An application of the tensor virial theorem to hole + vortex + bulge systems

The tensor virial theorem for subsystems is formulated for three-component systems and further effort is devoted to a special case where the inner subsystems and the central region of the outer one are homogeneous, the last surrounded by an isothermal homeoid. The virial equations are explicitly written under additional restrictions. An application is made to hole + vortex + bulge systems, in the limit of flattened inner subsystems. Using the Faber-Jackson relation, the standard $M_{\rm H}$-$\sigma_0$ form is deduced from qualitative considerations. The projected bulge velocity dispersion to projected vortex velocity ratio, $\eta$, as a function of the fractional radius, y_{\rm BV}, and the fractional masses, $m_{\rm BH}$, and $m_{\rm VH}$, is plotted for several cases. It is shown that a fixed value of $\eta$ below the maximum corresponds to two different configurations: a compact bulge on the left and an extended bulge on the right.
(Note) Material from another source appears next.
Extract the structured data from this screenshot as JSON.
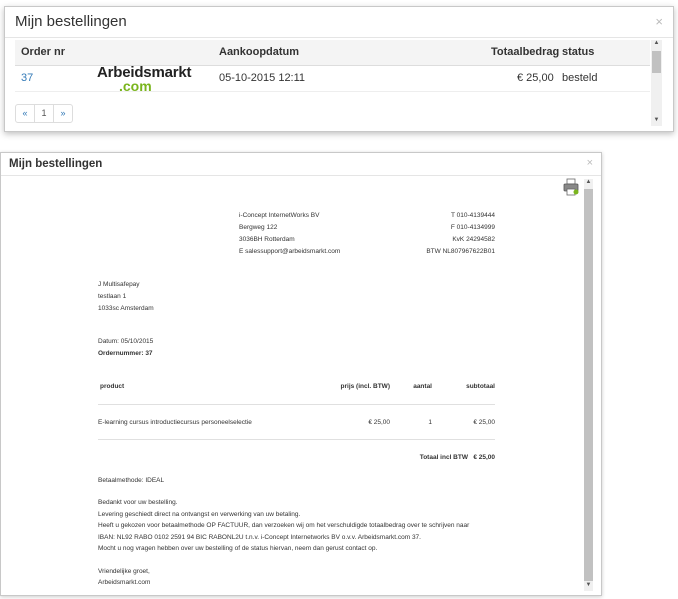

In addition, for fixed $m_{\rm BH}$ or $m_{\rm BV}$, and $y_{\rm BV}$, more massive bulges are related to larger $\eta$ and vice versa. The model is applied to NGC 4374 and NGC 4486, and the bulge mass is inferred and compared with results from different methods. In presence of a massive vortex $(m_{\rm VH}=5)$, the hole mass has to be reduced by a factor 2-3 with respect to the case of a massless vortex, to get the fit.